Noch krasser findet sich das in Kapitel 11 (Statuen), das eigentlich den Lost Cause thematisieren müsste, der ja ein zentraler Mythos der USA ist. Aber aus mir unerfindlichen Gründen wurde als Themenschwerpunkt die Statuendebatte gewählt (weil sie halbwegs aktuell und ein Aufreger der aktivistischen Basis ist?), weswegen eine eher unmotivierte Abhandlung über die Statuen mit Lost-Cause-Revivals gemischt wird und nichts Halbes und nichts Ganzes entsteht. Wie man das Thema ohne Erwähnung von „Vom Winde verweht“ hinbekommt, ist mir auch unbegreiflich. Kapitel 12 (Southern Strategy) schließlich enthält eine gute Darstellung des Great Realignment (über das ich ja auch selbst geschrieben habe), setzt aber die Reihe der merkwürdigen Fokussetzungen mit der „southern strategy“ fort, die ja eigentlich eine wesentlich klarere Bedeutung hat und an dieser Stelle als Begriff völlig verwässert wird. Abgesehen von diesem begrifflichen Detail ist der Aufsatz aber solide und gut fundiert und einer der besseren des Bandes.

Das gilt auch für Kapitel 13 (MLK). Die Veränderung von MLKs Image und die Mythenbildung um ihn sind ein genuiner „Myth America“, der eine Sezierung verdient, die in dem Essay auch ordentlich geleistet wird. Auch die historische Einordnung gelingt gut. Das gilt für Kapitel 14 (Backlash) leider nicht in demselben Maße. Grundsätzlich ist die Analyse und Schlussfolgerung des Essays völlig korrekt; die Passivkonstruktion des Backlash ist ein echtes Problem. Gleichzeitig aber wird völlig abgestritten, dass die Proteste irgendetwas damit zu tun haben könnten. Das ist aber Unsinn. Die Hervorhebung des Themas zwingt zu einer meist polarisierenden Positionierung, das ist eine Grunddynamik von Protest. Das kann man nicht einfach damit handwedeln, dass die eine Positionierung halt böse ist. Es ändert nichts an der Richtigkeit, dass der white backlash eine bewusste und abzulehnende Entscheidung ist.

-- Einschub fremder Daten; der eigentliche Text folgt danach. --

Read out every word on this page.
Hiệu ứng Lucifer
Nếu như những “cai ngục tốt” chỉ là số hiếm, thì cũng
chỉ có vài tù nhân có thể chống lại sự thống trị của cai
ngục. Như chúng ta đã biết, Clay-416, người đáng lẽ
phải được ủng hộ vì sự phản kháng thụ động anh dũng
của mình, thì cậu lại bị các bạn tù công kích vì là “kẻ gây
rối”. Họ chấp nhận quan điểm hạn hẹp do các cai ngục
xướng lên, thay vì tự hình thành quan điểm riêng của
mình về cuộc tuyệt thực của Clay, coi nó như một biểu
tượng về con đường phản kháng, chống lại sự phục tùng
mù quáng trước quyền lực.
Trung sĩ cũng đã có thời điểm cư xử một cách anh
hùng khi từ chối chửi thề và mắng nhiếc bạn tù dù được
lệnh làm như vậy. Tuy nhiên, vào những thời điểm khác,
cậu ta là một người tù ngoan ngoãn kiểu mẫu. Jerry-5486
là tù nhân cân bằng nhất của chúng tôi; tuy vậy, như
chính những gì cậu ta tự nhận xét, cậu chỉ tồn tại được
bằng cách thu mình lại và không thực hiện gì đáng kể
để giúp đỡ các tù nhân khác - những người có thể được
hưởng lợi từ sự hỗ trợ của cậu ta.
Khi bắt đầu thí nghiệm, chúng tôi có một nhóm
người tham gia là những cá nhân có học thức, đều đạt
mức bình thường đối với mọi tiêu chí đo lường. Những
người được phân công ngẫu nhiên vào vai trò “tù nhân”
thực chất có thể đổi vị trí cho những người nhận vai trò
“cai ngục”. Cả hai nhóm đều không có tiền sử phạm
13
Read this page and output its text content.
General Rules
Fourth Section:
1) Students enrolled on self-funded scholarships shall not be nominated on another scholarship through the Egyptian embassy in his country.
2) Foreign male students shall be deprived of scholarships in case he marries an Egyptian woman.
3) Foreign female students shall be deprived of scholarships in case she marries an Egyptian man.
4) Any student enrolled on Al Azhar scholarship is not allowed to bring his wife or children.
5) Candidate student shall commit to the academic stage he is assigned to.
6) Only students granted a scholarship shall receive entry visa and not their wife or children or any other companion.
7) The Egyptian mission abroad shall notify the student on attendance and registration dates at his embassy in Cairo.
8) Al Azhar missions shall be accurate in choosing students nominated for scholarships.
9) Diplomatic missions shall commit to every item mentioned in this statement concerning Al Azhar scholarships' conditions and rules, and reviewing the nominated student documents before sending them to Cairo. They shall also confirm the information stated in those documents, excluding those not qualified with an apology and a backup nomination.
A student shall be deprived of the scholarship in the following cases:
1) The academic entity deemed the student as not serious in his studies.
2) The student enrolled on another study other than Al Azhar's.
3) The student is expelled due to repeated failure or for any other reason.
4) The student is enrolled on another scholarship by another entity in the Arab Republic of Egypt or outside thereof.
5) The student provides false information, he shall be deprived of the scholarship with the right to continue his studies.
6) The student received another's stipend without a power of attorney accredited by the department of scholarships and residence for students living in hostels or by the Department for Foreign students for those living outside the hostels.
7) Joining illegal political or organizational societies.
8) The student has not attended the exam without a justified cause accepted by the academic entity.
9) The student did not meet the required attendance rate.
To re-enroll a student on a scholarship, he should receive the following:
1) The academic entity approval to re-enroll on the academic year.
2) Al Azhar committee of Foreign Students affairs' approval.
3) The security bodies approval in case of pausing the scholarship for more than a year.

Die Verteidigung der Great Society in Kapitel 15 ist insgesamt durchaus zutreffend. Die Kritikpunkte über seine Mängel, die von Zeitz zwar angerissen, aber nicht sonderlich ausführlich besprochen werden, sind demgegenüber ja unbenommen. Ich hätte gerne eine ausführlichere Betrachtung der wirtschaftspolitischen Grundlagen gehabt. Zeitz arbeitet schön die Hilfen bei der Reduzierung absoluter Armut oder dem Abbau der Segregation heraus (die eben nicht von Little Rock oder Brown v Board of Education beseitigt wurde, sondern erst durch starke nationale Gesetzgebung und Investition von Ressourcen), streift aber die liberalen Prämissen vom Wachstumsmodell eher, als dass er sie ausführlich untersucht. Was Seitz bei der Desegregation der staatliche Institutionen kurios unerwähnt lässt, ist die Flucht in private Institutionen, deren staatliche Förderungen und die Zerstörung der staatlichen Infrastruktur durch die republikanischen Regierungen als Folge davon. Das ist ein so elementarer Teil des Aufbaus der heutigen USA.

Zu Kapitel 16 (Polizeigewalt) habe ich wenig hinzuzufügen. Die amerikanische Polizei ist eine völlig verrottete Institution, und Hinton ging mit ihr geradezu noch freundlich um. Die Konzentration auf die Militarisierung und vor allem die Fallstudie zum Tränengas war sehr interessant, ging aber auf Kosten anderer Aspekte, etwa der Zusammensetzung und Mentalität der Polizist*innen. Hier wäre ein klarerer Fokus besser gewesen. Kapitel 17 (Aufstände) lässt das das Offensichtliche – dass die Tea Party und der Unabhängigkeitskrieg sowie der Bürgerkrieg besonders prägnante Beispiele sind – gleich weg, was angesichts des Fokus‘ auf rechtsextremen Umtrieben nachvollziehbar ist. Erstere hätten zwar mehr mit den Mythen zu tun (siehe Gesamtfazit), aber auf diese Art bleibt das Essay konzise und enthält mit der frühen Internet-Vernetzung für mich auch neue Aspekte. Ein Gedanke zum Radikalisierungsprozess: Wir haben das in der BRD an der RAF glaube ich gut sehen können: als die linken Proteste der 1967/1968 an Fahrt verloren und die meisten Leute sich abwandten, entstand überhaupt erst der harte Kern des Linksterrorismus. Das scheint mir ein allgemeines Muster zu sein.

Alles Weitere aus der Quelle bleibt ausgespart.